Я стояла посреди коридора, оглушенная и растерянная. Нелепая, глупая ошибка. Я и представить не могла себе, что он просто уехал куда-то на эту неделю. Но, почему он не позвонил? Ведь мог бы позвонить? А если не мог? Если номер забыл или просто слишком много работал? Или даже подумать не мог, что я за десять дней решусь кардинально изменить курс? Уехал в Берлин. Какая я дура, тут же побежала эпилироваться и загорать для другого. ДЛЯ ДРУГОГО. Да что бы я теперь ему не рассказала, на кого бы не свалила свои поступки – я ДЕЙСТВИТЕЛЬНО ходила в салон, на моей физиономии ДЕЙСТВИТЕЛЬНО следы трудов косметологов. И я никогда не смогу доказать, что это было просто так. Вряд ли в лексиконе Ильи Полянского найдется словосочетание «просто так». Потому что, в отличие от меня он просто так ничего не делает.

Часть 2. American dream

Глава 1. Отольются кошке мышкины слезки

Достоинство – единственное, что есть смысл хранить, когда профукала все остальное. Эту злободневную истину я освоила еще в детстве, лет в семь. Ожидался мой день рожденья, а поскольку в том году я впервые открыла гостеприимные двери школы и по этому поводу испытала самый настоящий стресс, родители решили порадовать меня по-настоящему. Стресс, главным образом, я испытала от неожиданно обрушившейся на меня правды. Меня же ведь очень бережно и аккуратно готовили к началу учебного процесса. Кормили сказками о том, что школа – это чудесное место, где с детьми весело играют в догонялки и лапту, а после уроков кормят пирогами. Я же в своих мечтах довела эти сказки до абсурда, решив, что уроки будут чем-то типа циркового аттракциона, где нам вдобавок еще разрешат лично погладить всех тигров, львов и медведей. Каково же было мое удивление, когда учительница молча забрала у меня огромный букет гладиолусов, провела в заставленный маленькими партами и стульчиками класс, где предложила сесть и замолчать на сорок пять минут.
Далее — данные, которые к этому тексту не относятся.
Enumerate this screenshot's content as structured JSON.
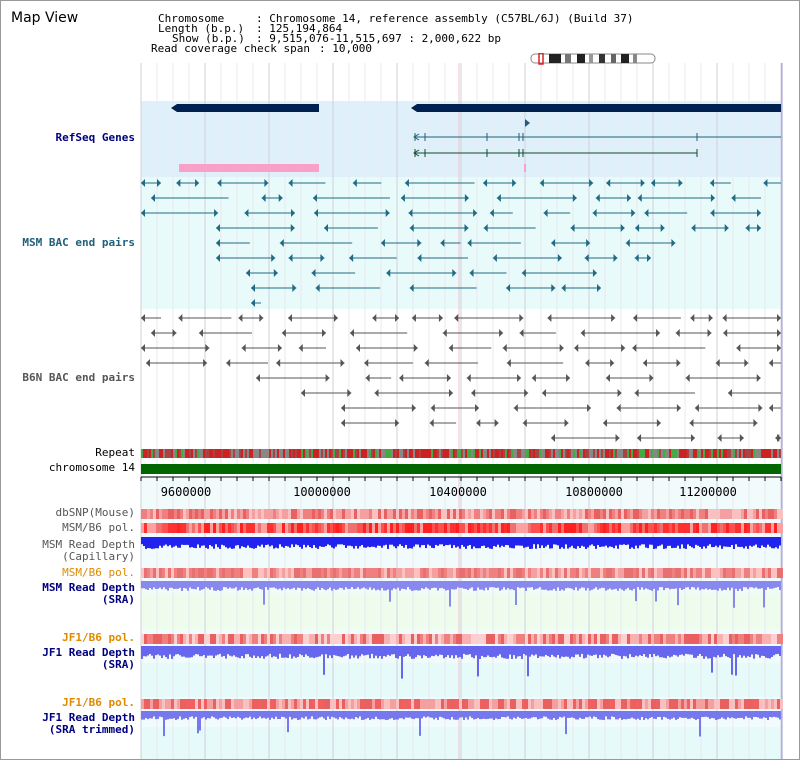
{
  "title": "Map View",
  "info": {
    "chromosome_key": "Chromosome    ",
    "chromosome_val": ": Chromosome 14, reference assembly (C57BL/6J) (Build 37)",
    "length_key": "Length (b.p.)",
    "length_val": ": 125,194,864",
    "show_key": "Show (b.p.)",
    "show_val": ": 9,515,076-11,515,697 : 2,000,622 bp",
    "span_key": "Read coverage check span",
    "span_val": ": 10,000"
  },
  "tracks": {
    "refseq": "RefSeq Genes",
    "msm_bac": "MSM BAC end pairs",
    "b6n_bac": "B6N BAC end pairs",
    "repeat": "Repeat",
    "chromosome": "chromosome 14",
    "dbsnp": "dbSNP(Mouse)",
    "msm_pol1": "MSM/B6 pol.",
    "msm_depth_cap_1": "MSM Read Depth",
    "msm_depth_cap_2": "(Capillary)",
    "msm_pol2": "MSM/B6 pol.",
    "msm_depth_sra_1": "MSM Read Depth",
    "msm_depth_sra_2": "(SRA)",
    "jf1_pol1": "JF1/B6 pol.",
    "jf1_depth_sra_1": "JF1 Read Depth",
    "jf1_depth_sra_2": "(SRA)",
    "jf1_pol2": "JF1/B6 pol.",
    "jf1_depth_trim_1": "JF1 Read Depth",
    "jf1_depth_trim_2": "(SRA trimmed)"
  },
  "axis": {
    "ticks": [
      "9600000",
      "10000000",
      "10400000",
      "10800000",
      "11200000"
    ]
  },
  "colors": {
    "navy": "#002050",
    "refseq_bg": "#dff0fa",
    "bac_bg": "#e8fafa",
    "msm_bac": "#1f6b84",
    "b6n_bac": "#555555",
    "chromosome": "#006600",
    "pol": "#ff4040",
    "depth": "#2222ee"
  }
}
– Сегодня мы проверим, кто из вас знает алфавит, – радостно объявила она и стала пытать нас со всем пристрастием Малюты Скуратова. Радости жизни, связанные с алфавитом, счетными палочками и рисованием достали меня еще в садике, так что я почувствовала себя преданной и беспардонно обманутой.
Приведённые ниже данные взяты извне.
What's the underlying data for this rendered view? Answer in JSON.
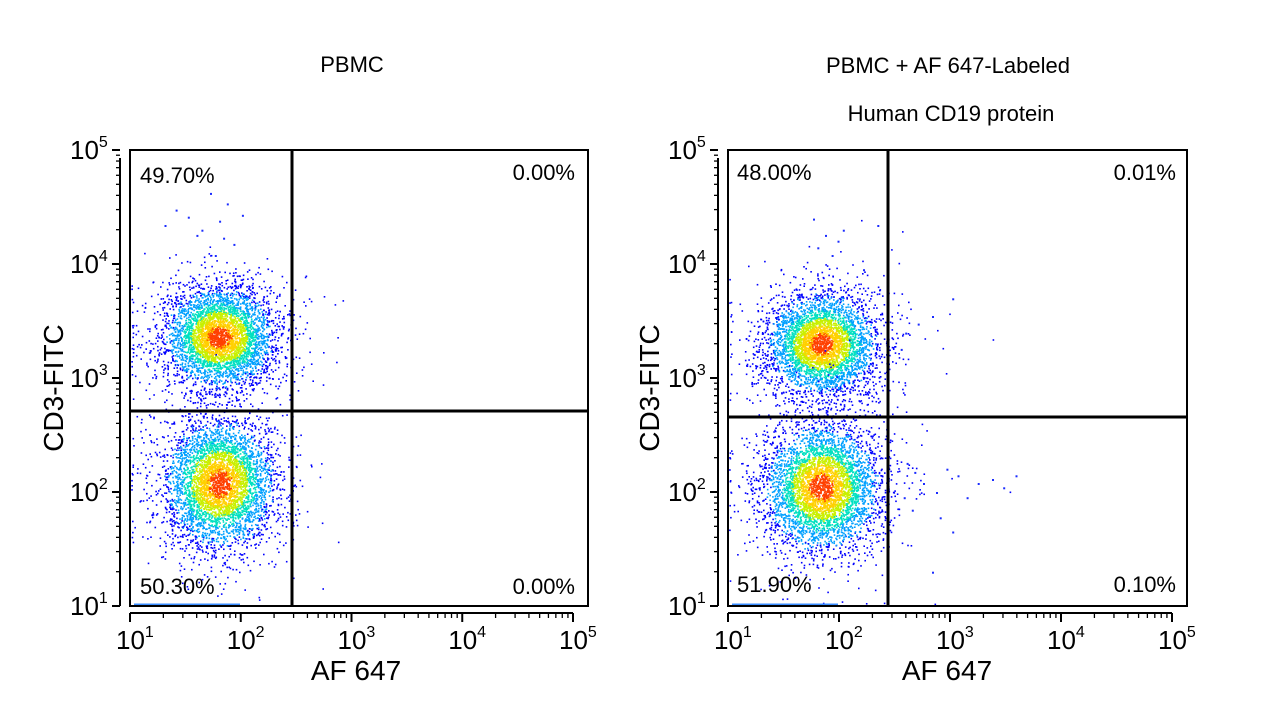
{
  "figure": {
    "panels": [
      {
        "title_lines": [
          "PBMC"
        ],
        "xlabel": "AF 647",
        "ylabel": "CD3-FITC",
        "quadrants": {
          "UL": "49.70%",
          "UR": "0.00%",
          "LL": "50.30%",
          "LR": "0.00%"
        }
      },
      {
        "title_lines": [
          "PBMC + AF 647-Labeled",
          "Human CD19 protein"
        ],
        "xlabel": "AF 647",
        "ylabel": "CD3-FITC",
        "quadrants": {
          "UL": "48.00%",
          "UR": "0.01%",
          "LL": "51.90%",
          "LR": "0.10%"
        }
      }
    ]
  },
  "chart_data": [
    {
      "type": "scatter",
      "subtype": "flow-cytometry-density-dot-plot",
      "title": "PBMC",
      "xlabel": "AF 647",
      "ylabel": "CD3-FITC",
      "xscale": "log",
      "yscale": "log",
      "xlim": [
        10,
        100000
      ],
      "ylim": [
        10,
        100000
      ],
      "xticks": [
        10,
        100,
        1000,
        10000,
        100000
      ],
      "yticks": [
        10,
        100,
        1000,
        10000,
        100000
      ],
      "gates": {
        "x": 300,
        "y": 550
      },
      "quadrant_percentages": {
        "upper_left": 49.7,
        "upper_right": 0.0,
        "lower_left": 50.3,
        "lower_right": 0.0
      },
      "populations": [
        {
          "name_hint": "upper cluster",
          "center_x": 60,
          "center_y": 2300,
          "spread_decades_x": 0.24,
          "spread_decades_y": 0.22,
          "count": 4200
        },
        {
          "name_hint": "lower cluster",
          "center_x": 60,
          "center_y": 120,
          "spread_decades_x": 0.24,
          "spread_decades_y": 0.28,
          "count": 4300
        }
      ],
      "sparse_points": [
        [
          25,
          30000
        ],
        [
          50,
          42000
        ],
        [
          42,
          20000
        ],
        [
          60,
          24000
        ],
        [
          70,
          34000
        ],
        [
          38,
          18000
        ],
        [
          80,
          15000
        ],
        [
          20,
          22000
        ],
        [
          95,
          27000
        ],
        [
          55,
          12000
        ],
        [
          65,
          17000
        ],
        [
          32,
          26000
        ]
      ],
      "color_scale": [
        "#0000ff",
        "#00a0ff",
        "#00e0c0",
        "#c8f000",
        "#ffd000",
        "#ff4000"
      ]
    },
    {
      "type": "scatter",
      "subtype": "flow-cytometry-density-dot-plot",
      "title": "PBMC + AF 647-Labeled Human CD19 protein",
      "xlabel": "AF 647",
      "ylabel": "CD3-FITC",
      "xscale": "log",
      "yscale": "log",
      "xlim": [
        10,
        100000
      ],
      "ylim": [
        10,
        100000
      ],
      "xticks": [
        10,
        100,
        1000,
        10000,
        100000
      ],
      "yticks": [
        10,
        100,
        1000,
        10000,
        100000
      ],
      "gates": {
        "x": 280,
        "y": 500
      },
      "quadrant_percentages": {
        "upper_left": 48.0,
        "upper_right": 0.01,
        "lower_left": 51.9,
        "lower_right": 0.1
      },
      "populations": [
        {
          "name_hint": "upper cluster",
          "center_x": 65,
          "center_y": 2000,
          "spread_decades_x": 0.24,
          "spread_decades_y": 0.22,
          "count": 4000
        },
        {
          "name_hint": "lower cluster",
          "center_x": 65,
          "center_y": 110,
          "spread_decades_x": 0.25,
          "spread_decades_y": 0.28,
          "count": 4400
        }
      ],
      "sparse_points": [
        [
          55,
          25000
        ],
        [
          70,
          18000
        ],
        [
          80,
          12000
        ],
        [
          90,
          16000
        ],
        [
          150,
          9000
        ],
        [
          200,
          22000
        ],
        [
          60,
          14000
        ],
        [
          100,
          20000
        ],
        [
          350,
          2500
        ],
        [
          450,
          3000
        ],
        [
          600,
          3500
        ],
        [
          900,
          5000
        ],
        [
          320,
          1800
        ],
        [
          360,
          180
        ],
        [
          420,
          150
        ],
        [
          500,
          120
        ],
        [
          650,
          100
        ],
        [
          800,
          160
        ],
        [
          1000,
          140
        ],
        [
          1200,
          90
        ],
        [
          1500,
          120
        ],
        [
          2000,
          130
        ],
        [
          2500,
          110
        ],
        [
          3200,
          140
        ],
        [
          700,
          60
        ],
        [
          900,
          45
        ],
        [
          600,
          20
        ],
        [
          400,
          70
        ],
        [
          340,
          90
        ]
      ],
      "color_scale": [
        "#0000ff",
        "#00a0ff",
        "#00e0c0",
        "#c8f000",
        "#ffd000",
        "#ff4000"
      ]
    }
  ]
}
– Ну как? – с волнением поправила мне бантик мама, когда я вылетела на школьный двор.

– Что как? – насупилась я.

– Как прошел первый день? – рассерженно уточнила она.
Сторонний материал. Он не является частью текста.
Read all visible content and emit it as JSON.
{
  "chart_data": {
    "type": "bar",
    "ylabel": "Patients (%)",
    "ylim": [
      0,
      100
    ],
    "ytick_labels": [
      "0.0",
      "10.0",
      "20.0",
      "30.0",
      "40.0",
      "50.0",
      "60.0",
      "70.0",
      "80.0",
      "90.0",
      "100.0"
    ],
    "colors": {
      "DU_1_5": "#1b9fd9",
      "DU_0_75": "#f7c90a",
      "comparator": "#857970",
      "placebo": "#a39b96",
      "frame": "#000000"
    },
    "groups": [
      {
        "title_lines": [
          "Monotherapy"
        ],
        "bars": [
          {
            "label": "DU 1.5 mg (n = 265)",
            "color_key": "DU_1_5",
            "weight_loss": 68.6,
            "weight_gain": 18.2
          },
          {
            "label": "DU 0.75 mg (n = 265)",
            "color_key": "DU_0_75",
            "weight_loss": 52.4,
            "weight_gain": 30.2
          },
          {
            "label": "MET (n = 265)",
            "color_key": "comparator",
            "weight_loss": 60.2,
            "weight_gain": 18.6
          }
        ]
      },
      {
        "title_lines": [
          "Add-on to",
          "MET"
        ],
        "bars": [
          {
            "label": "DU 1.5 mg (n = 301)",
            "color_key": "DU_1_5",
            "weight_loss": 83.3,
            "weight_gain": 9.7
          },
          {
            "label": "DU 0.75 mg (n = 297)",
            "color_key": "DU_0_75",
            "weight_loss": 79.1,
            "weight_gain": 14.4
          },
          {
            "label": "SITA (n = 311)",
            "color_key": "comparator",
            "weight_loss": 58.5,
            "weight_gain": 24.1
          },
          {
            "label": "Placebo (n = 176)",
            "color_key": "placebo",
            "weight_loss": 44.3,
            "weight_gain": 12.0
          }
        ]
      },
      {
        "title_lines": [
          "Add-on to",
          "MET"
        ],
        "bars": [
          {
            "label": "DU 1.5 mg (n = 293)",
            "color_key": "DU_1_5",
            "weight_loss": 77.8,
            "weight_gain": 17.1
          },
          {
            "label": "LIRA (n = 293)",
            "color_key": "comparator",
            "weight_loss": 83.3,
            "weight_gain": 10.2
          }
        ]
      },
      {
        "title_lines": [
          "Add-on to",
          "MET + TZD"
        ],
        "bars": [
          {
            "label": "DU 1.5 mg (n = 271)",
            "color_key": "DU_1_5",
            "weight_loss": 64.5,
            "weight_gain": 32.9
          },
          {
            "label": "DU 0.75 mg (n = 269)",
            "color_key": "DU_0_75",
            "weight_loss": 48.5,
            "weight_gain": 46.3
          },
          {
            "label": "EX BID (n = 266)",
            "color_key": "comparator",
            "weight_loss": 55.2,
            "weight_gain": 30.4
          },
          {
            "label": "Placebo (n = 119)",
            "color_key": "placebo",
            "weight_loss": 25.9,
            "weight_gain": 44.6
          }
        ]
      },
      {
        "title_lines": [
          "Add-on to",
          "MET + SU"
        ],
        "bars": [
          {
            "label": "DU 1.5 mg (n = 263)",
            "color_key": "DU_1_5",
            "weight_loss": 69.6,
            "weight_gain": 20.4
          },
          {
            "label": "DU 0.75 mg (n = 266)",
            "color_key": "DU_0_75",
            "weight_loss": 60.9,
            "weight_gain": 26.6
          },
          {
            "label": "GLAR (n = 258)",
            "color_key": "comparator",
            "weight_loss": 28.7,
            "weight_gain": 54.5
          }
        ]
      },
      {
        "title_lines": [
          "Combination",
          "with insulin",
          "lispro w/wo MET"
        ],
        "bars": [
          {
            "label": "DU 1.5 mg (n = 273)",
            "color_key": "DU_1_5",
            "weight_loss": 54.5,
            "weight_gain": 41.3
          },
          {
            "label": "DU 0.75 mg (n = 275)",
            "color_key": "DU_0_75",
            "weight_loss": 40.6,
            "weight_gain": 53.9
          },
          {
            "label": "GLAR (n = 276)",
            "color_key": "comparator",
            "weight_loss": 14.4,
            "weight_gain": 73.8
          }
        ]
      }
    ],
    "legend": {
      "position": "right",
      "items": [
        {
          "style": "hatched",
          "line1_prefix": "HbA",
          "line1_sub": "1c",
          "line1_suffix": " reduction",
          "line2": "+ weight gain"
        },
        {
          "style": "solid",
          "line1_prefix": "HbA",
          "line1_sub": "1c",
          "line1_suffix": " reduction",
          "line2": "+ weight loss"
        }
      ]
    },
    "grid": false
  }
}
– Пожалуй, неплохо, – прикинув, ответила я.

– Ну и слава Богу, – передохнула мама, которая, зная меня, видимо, хорошего не ждала. И правильно. Потому что я не закончила.

– Но одного раза вполне достаточно. Пожалуй, я больше туда не пойду, – глубокомысленно выдала я комментарий, ясно давая понять, что хорошенького помаленьку. Мама онемела. Весь вечер на семейном совете шепотом решали, как привить мне любовь к знаниям. Ничего лучше, чем заверить меня, что все будет хорошо и что когда-нибудь я все пойму и еще скажу им спасибо, они не придумали. На следующее утро меня, хныкающую и упирающуюся, снова сдали «учительнице первой моей». Я решила выяснить все обстоятельно и обратилась за консультацией к внушающей доверие огромной пожилой даме, которая работала уборщицей. На мой вопрос «Доколе?» она вздохнула, отставила на минуту швабру и обстоятельно объяснила мне, что, во-первых, ходить или не ходить в школу – вопрос даже не риторический. Ходить придется. Сколько? Как минимум, лет восемь, но если я хочу попасть в институт, то все десять. Что такое институт? Примерно то же самое, что и школа, только еще хуже. Во-вторых, ученье – свет, а неученье – тьма, чему она сама лучший пример. А в-третьих, жизнь вообще несправедливая штука. В прострации я вернулась в класс и просидела там до конца занятий. Десять лет! Наверное, такое же чувство испытывает подсудимый, выслушивая приговор в зале суда.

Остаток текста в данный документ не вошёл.